[id: 70]

Intrinsic Assessment of Positional Accuracy for OpenStreetMap Road Data

Short description: The goal of this thesis is to develop intrinsic quality indicators to assess the positional accuracy of OSM road data.

Keywords: Volunteered Geographic Information (VGI), OpenStreetMap, intrinsic data quality, road data

Topic at: TU Munich

Staff involved: Wangshu Wang (wangshu.wang@tum.de) ; Francis Andorful (Heidelberg University: francis.andorful@uni-heidelberg.de)

Description:

[Figure above: Increasing buffer Model (IBM) for assessing positional accuracy illustrated by Forghani and Delavar (2014)]

Due to the crowdsourced nature of OpenStreetMap (OSM) and the lack of quality control during the contribution, the data quality issue has become a research focus (Yan et al., 2020). Understanding and addressing these data quality issues can facilitate unlocking OSM's full potential for diverse applications. OSM data quality assessment methods can be divided into two broad categories: extrinsic and intrinsic. Extrinsic quality assessment methods compare OSM data with a reference dataset (e.g., authoritative data sources). This is where most initial research on OSM data quality started from (Girres & Touya, 2010; Haklay, 2010; Zielstra & Zipf, 2010). Yet, a reference dataset may not always be available. On this ground, researchers called for attention to the intrinsic indicators of OSM data quality (Barron et al., 2014) and proposed intrinsic data quality measures based on the data, data history, and metadata (Barron et al., 2014; Nejad et al., 2022; Sundaram et al., 2021).

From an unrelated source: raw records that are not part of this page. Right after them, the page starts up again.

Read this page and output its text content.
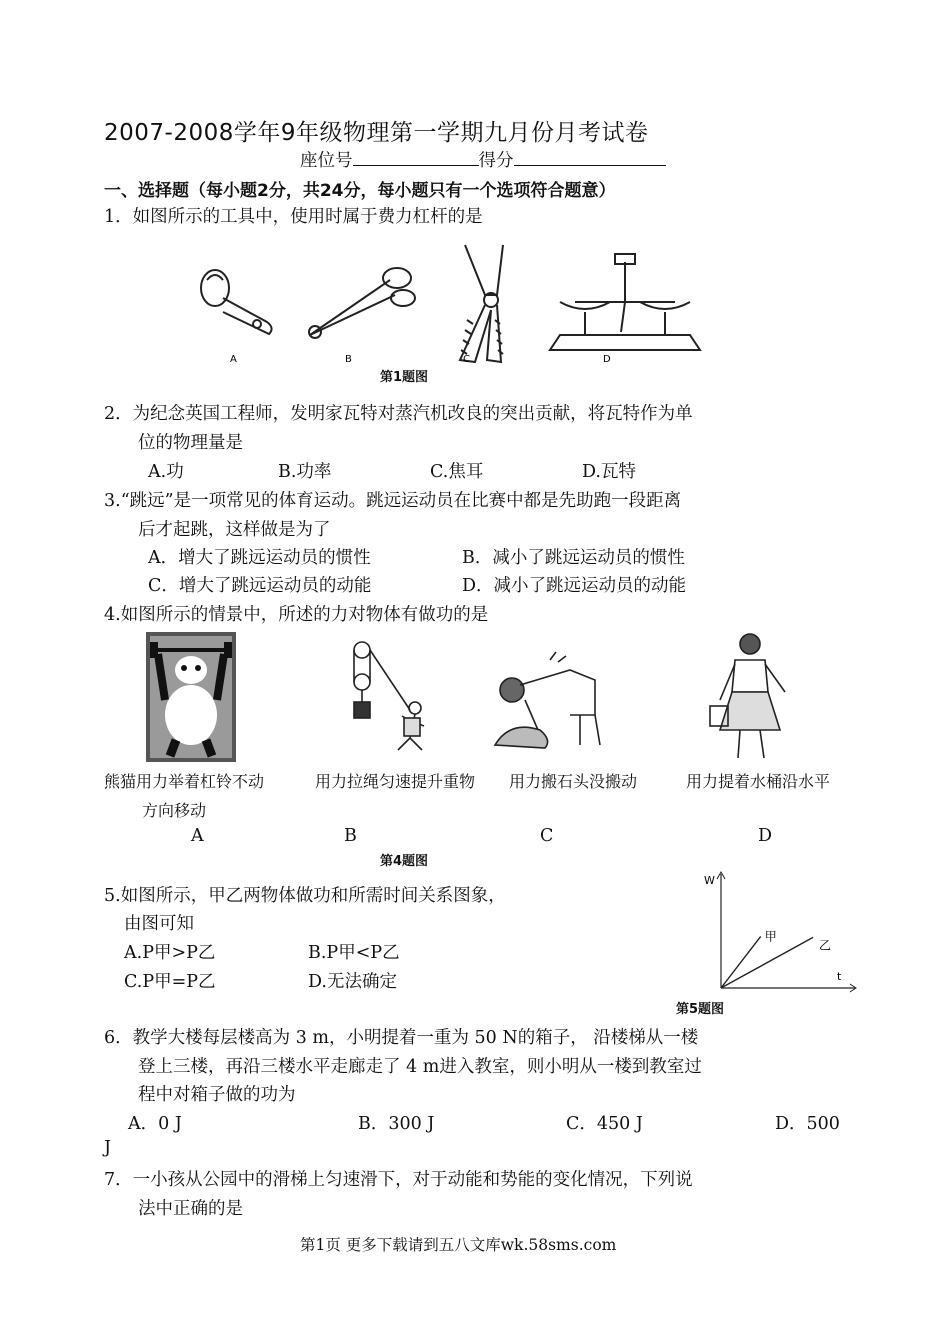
2007-2008学年9年级物理第一学期九月份月考试卷
座位号	得分
一、选择题（每小题2分，共24分，每小题只有一个选项符合题意）
1．如图所示的工具中，使用时属于费力杠杆的是
A	B	C	D
第1题图
2．为纪念英国工程师，发明家瓦特对蒸汽机改良的突出贡献，将瓦特作为单
位的物理量是
A.功	B.功率	C.焦耳	D.瓦特
3.“跳远”是一项常见的体育运动。跳远运动员在比赛中都是先助跑一段距离
后才起跳，这样做是为了
A．增大了跳远运动员的惯性	B．减小了跳远运动员的惯性
C．增大了跳远运动员的动能	D．减小了跳远运动员的动能
4.如图所示的情景中，所述的力对物体有做功的是
熊猫用力举着杠铃不动	用力拉绳匀速提升重物 用力搬石头没搬动	用力提着水桶沿水平
方向移动
A	B	C	D
第4题图
5.如图所示，甲乙两物体做功和所需时间关系图象，
由图可知
A.P甲>P乙	B.P甲<P乙
C.P甲=P乙	D.无法确定
W
t
甲
乙
第5题图
6．教学大楼每层楼高为 3 m，小明提着一重为 50 N的箱子， 沿楼梯从一楼
登上三楼，再沿三楼水平走廊走了 4 m进入教室，则小明从一楼到教室过
程中对箱子做的功为
A．0 J	B．300 J	C．450 J	D．500
J
7．一小孩从公园中的滑梯上匀速滑下，对于动能和势能的变化情况，下列说
法中正确的是
第1页 更多下载请到五八文库wk.58sms.com
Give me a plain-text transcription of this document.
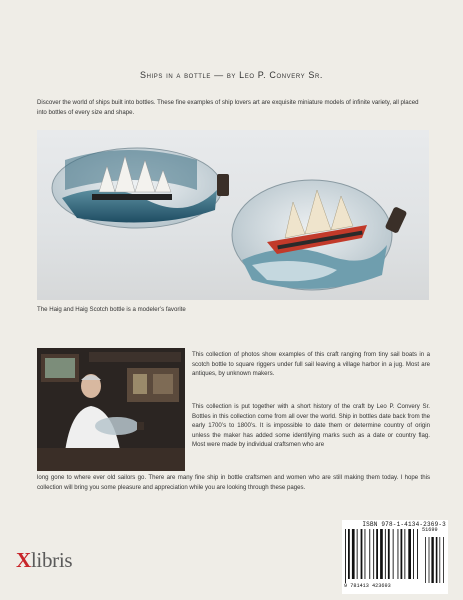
Ships in a bottle — by Leo P. Convery Sr.
Discover the world of ships built into bottles. These fine examples of ship lovers art are exquisite miniature models of infinite variety, all placed into bottles of every size and shape.
The Haig and Haig Scotch bottle is a modeler’s favorite
This collection of photos show examples of this craft ranging from tiny sail boats in a scotch bottle to square riggers under full sail leaving a village harbor in a jug. Most are antiques, by unknown makers.
This collection is put together with a short history of the craft by Leo P. Convery Sr. Bottles in this collection come from all over the world. Ship in bottles date back from the early 1700’s to 1800’s. It is impossible to date them or determine country of origin unless the maker has added some identifying marks such as a date or country flag. Most were made by individual craftsmen who are
long gone to where ever old sailors go. There are many fine ship in bottle craftsmen and women who are still making them today. I hope this collection will bring you some pleasure and appreciation while you are looking through these pages.
Xlibris
ISBN 978-1-4134-2369-3
9 781413 423693
51699
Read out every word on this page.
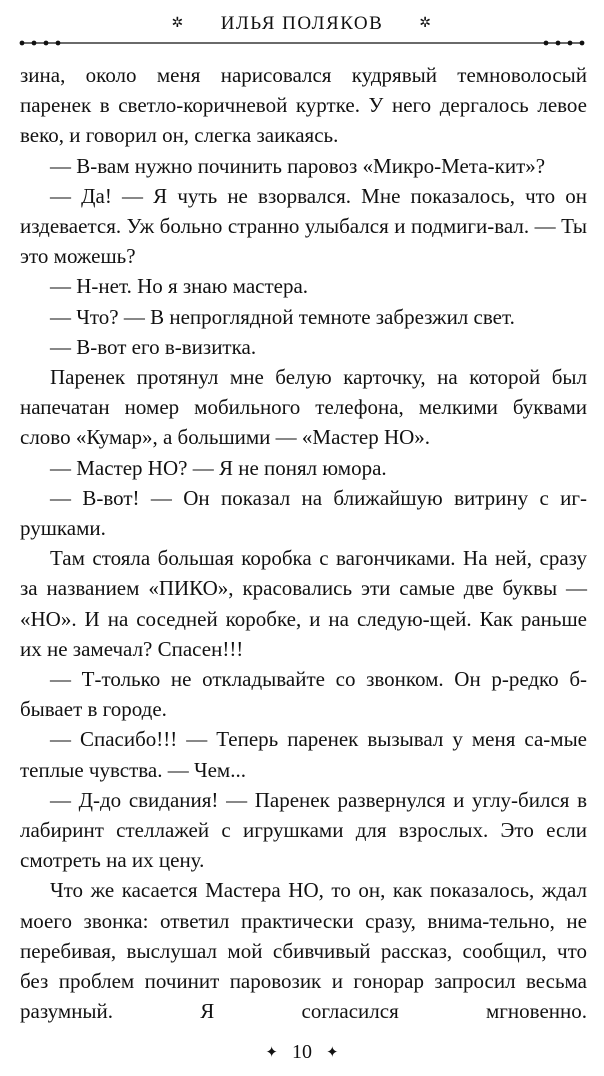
✲ ИЛЬЯ ПОЛЯКОВ	✲

зина, около меня нарисовался кудрявый темноволосый паренек в светло-коричневой куртке. У него дергалось левое веко, и говорил он, слегка заикаясь.

— В-вам нужно починить паровоз «Микро-Мета-кит»?

— Да! — Я чуть не взорвался. Мне показалось, что он издевается. Уж больно странно улыбался и подмиги-вал. — Ты это можешь?

— Н-нет. Но я знаю мастера.

— Что? — В непроглядной темноте забрезжил свет.

— В-вот его в-визитка.

Паренек протянул мне белую карточку, на которой был напечатан номер мобильного телефона, мелкими буквами слово «Кумар», а большими — «Мастер НО».

— Мастер НО? — Я не понял юмора.

— В-вот! — Он показал на ближайшую витрину с иг-рушками.

Там стояла большая коробка с вагончиками. На ней, сразу за названием «ПИКО», красовались эти самые две буквы — «НО». И на соседней коробке, и на следую-щей. Как раньше их не замечал? Спасен!!!

— Т-только не откладывайте со звонком. Он р-редко б-бывает в городе.

— Спасибо!!! — Теперь паренек вызывал у меня са-мые теплые чувства. — Чем...

— Д-до свидания! — Паренек развернулся и углу-бился в лабиринт стеллажей с игрушками для взрослых. Это если смотреть на их цену.

Что же касается Мастера НО, то он, как показалось, ждал моего звонка: ответил практически сразу, внима-тельно, не перебивая, выслушал мой сбивчивый рассказ, сообщил, что без проблем починит паровозик и гонорар запросил весьма разумный. Я согласился мгновенно.

✦ 10 ✦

The positional accuracy of roads in OpenStreetMap (OSM) has traditionally been evaluated using extrinsic comparisons with official datasets, employing models such as the Increasing Buffer Model (IBM) (Forghani & Delavar, 2014; Goodchil & Hunter, 1997). In our analysis, we observed a potential correlation between the positional accuracy of a road segment and the number of nodes present, as well as the interval between these nodes. “Good” or trustworthy dataset seems to reveal certain patterns for road data. Due to the intrinsic topological constraints of road data, if the topologically checked data follow a certain pattern in terms of node distribution and the interval between the nodes, the positional accuracy could be approximated from the intrinsic patterns.

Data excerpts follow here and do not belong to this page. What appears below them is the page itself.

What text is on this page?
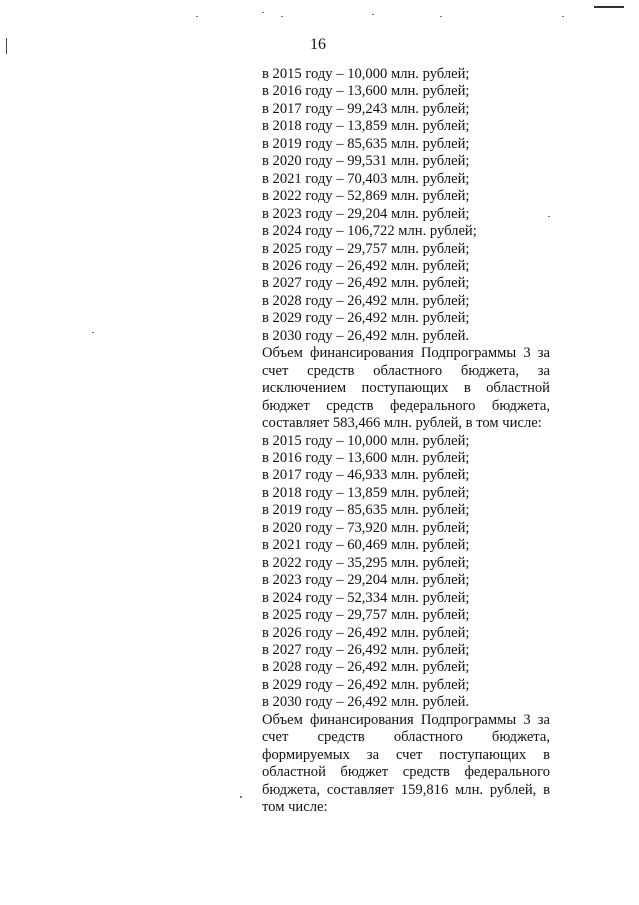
16
в 2015 году – 10,000 млн. рублей;
в 2016 году – 13,600 млн. рублей;
в 2017 году – 99,243 млн. рублей;
в 2018 году – 13,859 млн. рублей;
в 2019 году – 85,635 млн. рублей;
в 2020 году – 99,531 млн. рублей;
в 2021 году – 70,403 млн. рублей;
в 2022 году – 52,869 млн. рублей;
в 2023 году – 29,204 млн. рублей;
в 2024 году – 106,722 млн. рублей;
в 2025 году – 29,757 млн. рублей;
в 2026 году – 26,492 млн. рублей;
в 2027 году – 26,492 млн. рублей;
в 2028 году – 26,492 млн. рублей;
в 2029 году – 26,492 млн. рублей;
в 2030 году – 26,492 млн. рублей.
Объем финансирования Подпрограммы 3 за счет средств областного бюджета, за исключением поступающих в областной бюджет средств федерального бюджета, составляет 583,466 млн. рублей, в том числе:
в 2015 году – 10,000 млн. рублей;
в 2016 году – 13,600 млн. рублей;
в 2017 году – 46,933 млн. рублей;
в 2018 году – 13,859 млн. рублей;
в 2019 году – 85,635 млн. рублей;
в 2020 году – 73,920 млн. рублей;
в 2021 году – 60,469 млн. рублей;
в 2022 году – 35,295 млн. рублей;
в 2023 году – 29,204 млн. рублей;
в 2024 году – 52,334 млн. рублей;
в 2025 году – 29,757 млн. рублей;
в 2026 году – 26,492 млн. рублей;
в 2027 году – 26,492 млн. рублей;
в 2028 году – 26,492 млн. рублей;
в 2029 году – 26,492 млн. рублей;
в 2030 году – 26,492 млн. рублей.
Объем финансирования Подпрограммы 3 за счет средств областного бюджета, формируемых за счет поступающих в областной бюджет средств федерального бюджета, составляет 159,816 млн. рублей, в том числе:
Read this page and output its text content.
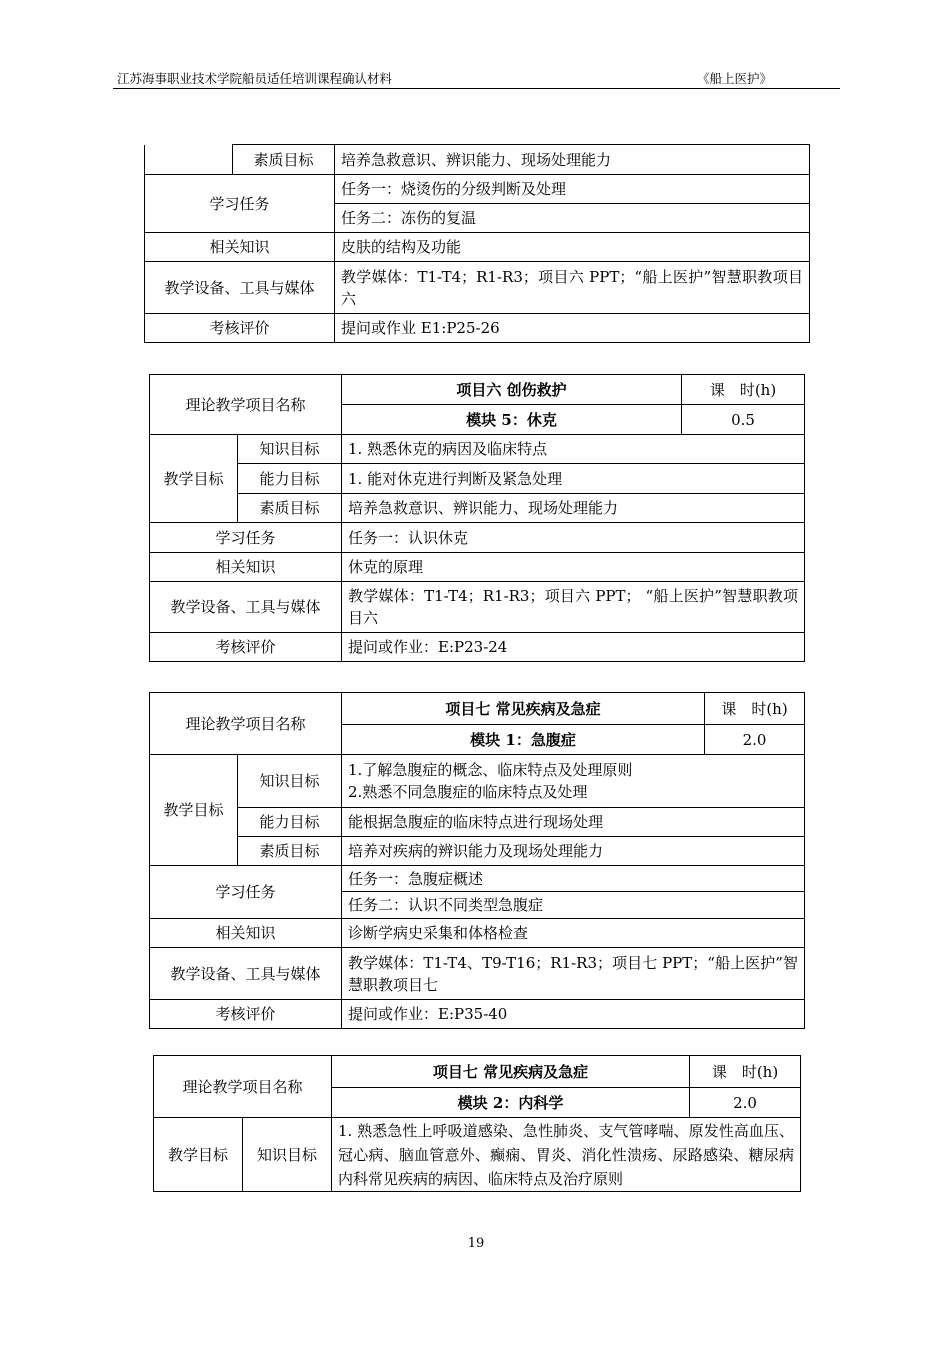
江苏海事职业技术学院船员适任培训课程确认材料	《船上医护》
	素质目标	培养急救意识、辨识能力、现场处理能力
学习任务		任务一：烧烫伤的分级判断及处理
		任务二：冻伤的复温
相关知识		皮肤的结构及功能
教学设备、工具与媒体		教学媒体：T1-T4；R1-R3；项目六 PPT；“船上医护”智慧职教项目六
考核评价		提问或作业 E1:P25-26
理论教学项目名称		项目六 创伤救护	课　时(h)
		模块 5：休克	0.5
教学目标	知识目标	1. 熟悉休克的病因及临床特点	
	能力目标	1. 能对休克进行判断及紧急处理	
	素质目标	培养急救意识、辨识能力、现场处理能力	
学习任务		任务一：认识休克	
相关知识		休克的原理	
教学设备、工具与媒体		教学媒体：T1-T4；R1-R3；项目六 PPT； “船上医护”智慧职教项目六	
考核评价		提问或作业：E:P23-24	
理论教学项目名称		项目七 常见疾病及急症	课　时(h)
		模块 1：急腹症	2.0
教学目标	知识目标	1.了解急腹症的概念、临床特点及处理原则
2.熟悉不同急腹症的临床特点及处理	

	能力目标	能根据急腹症的临床特点进行现场处理	
	素质目标	培养对疾病的辨识能力及现场处理能力	
学习任务		任务一：急腹症概述	
		任务二：认识不同类型急腹症	
相关知识		诊断学病史采集和体格检查	
教学设备、工具与媒体		教学媒体：T1-T4、T9-T16；R1-R3；项目七 PPT；“船上医护”智慧职教项目七	
考核评价		提问或作业：E:P35-40	
理论教学项目名称		项目七 常见疾病及急症	课　时(h)
		模块 2：内科学	2.0
教学目标	知识目标	1. 熟悉急性上呼吸道感染、急性肺炎、支气管哮喘、原发性高血压、冠心病、脑血管意外、癫痫、胃炎、消化性溃疡、尿路感染、糖尿病内科常见疾病的病因、临床特点及治疗原则	
19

First, the student reviews relevant literature on extrinsic positional accuracy to identify common patterns and influencing factors, such as the interval between nodes. The student then examines methods for deriving these patterns from official datasets, using machine learning techniques to determine optimized variables or variable combinations for assessing positional accuracy. Based on these findings, the student proposes methods to assess the positional accuracy by approximating the patterns in OSM data to those observed in official datasets. An evaluation of this approach with a case study concludes the thesis.

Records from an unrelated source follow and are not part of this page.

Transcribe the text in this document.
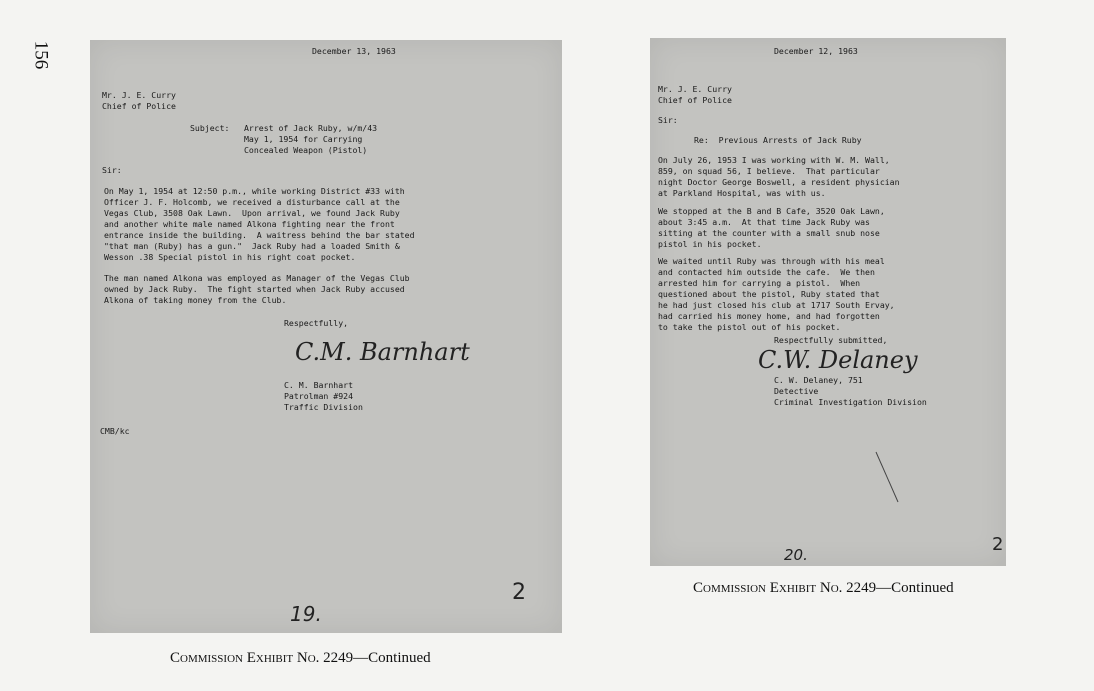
156	December 13, 1963
Mr. J. E. Curry
Chief of Police
Subject: Arrest of Jack Ruby, w/m/43
May 1, 1954 for Carrying
Concealed Weapon (Pistol)
Sir:
On May 1, 1954 at 12:50 p.m., while working District #33 with
Officer J. F. Holcomb, we received a disturbance call at the
Vegas Club, 3508 Oak Lawn.  Upon arrival, we found Jack Ruby
and another white male named Alkona fighting near the front
entrance inside the building.  A waitress behind the bar stated
"that man (Ruby) has a gun."  Jack Ruby had a loaded Smith &
Wesson .38 Special pistol in his right coat pocket.
The man named Alkona was employed as Manager of the Vegas Club
owned by Jack Ruby.  The fight started when Jack Ruby accused
Alkona of taking money from the Club.
Respectfully,
C.M. Barnhart
C. M. Barnhart
Patrolman #924
Traffic Division
CMB/kc
19.
2
December 12, 1963
Mr. J. E. Curry
Chief of Police
Sir:
Re:  Previous Arrests of Jack Ruby
On July 26, 1953 I was working with W. M. Wall,
859, on squad 56, I believe.  That particular
night Doctor George Boswell, a resident physician
at Parkland Hospital, was with us.
We stopped at the B and B Cafe, 3520 Oak Lawn,
about 3:45 a.m.  At that time Jack Ruby was
sitting at the counter with a small snub nose
pistol in his pocket.
We waited until Ruby was through with his meal
and contacted him outside the cafe.  We then
arrested him for carrying a pistol.  When
questioned about the pistol, Ruby stated that
he had just closed his club at 1717 South Ervay,
had carried his money home, and had forgotten
to take the pistol out of his pocket.
Respectfully submitted,
C.W. Delaney
C. W. Delaney, 751
Detective
Criminal Investigation Division
20.	2
Commission Exhibit No. 2249—Continued
Commission Exhibit No. 2249—Continued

Skills required for the project:

Requirements are good knowledge in one programming language and an interest in machine learning.

Literature/references:

Barron, C., Neis, P., & Zipf, A. (2014). A comprehensive framework for intrinsic OpenStreetMap quality analysis. Transactions in GIS, 18(6), 877–895. https://doi.org/10.1111/tgis.12073
Forghani, M., & Delavar, M. (2014). A quality study of the OpenStreetMap dataset for Tehran. ISPRS International Journal of Geo-Information, 3(2), 750–763. https://doi.org/10.3390/ijgi3020750
Goodchild, M. F., & Hunter, G. J. (1997). A simple positional accuracy measure for linear features. International Journal of Geographical Information Science, 11(3), 299–306. https://doi.org/10.1080/136588197242419
Girres, J., & Touya, G. (2010). Quality assessment of the French OpenStreetMap dataset. Transactions in GIS, 14(4), 435–459. https://doi.org/10.1111/j.1467-9671.2010.01203.x
Haklay, M. (2010). How Good is Volunteered Geographical Information? A Comparative Study of OpenStreetMap and Ordnance Survey Datasets. Environment and Planning B: Planning and Design, 37(4), 682–703. https://doi.org/10.1068/b35097
Nejad, R. G., Abbaspour, R. A., & Chehreghan, A. (2022). Spatiotemporal VGI contributor reputation system based on implicit evaluation relations. Geocarto International, 37(26), 12014–12041. https://doi.org/10.1080/10106049.2022.2063406
Sundaram, R. C., Naghizade, E., Borovica-Gajić, R., & Tomko, M. (2021). Can you fixme? An intrinsic classification of contributor-identified spatial data issues using topic models. International Journal of Geographical Information Science, 36(1), 1–30. https://doi.org/10.1080/13658816.2021.1893323
Yan, Y., Feng, C., Huang, W., Fan, H., Wang, Y., & Zipf, A. (2020). Volunteered geographic information research in the first decade: a narrative review of selected journal articles in GIScience. International Journal of Geographical Information Science, 34(9), 1765–1791. https://doi.org/10.1080/13658816.2020.1730848
Zielstra, D., & Zipf, A. (2010). A comparative study of proprietary geodata and volunteered geographic information for Germany. In 13th AGILE international conference on geographic information science (Vol. 2010, pp. 1-15). Portugal: Guimarães.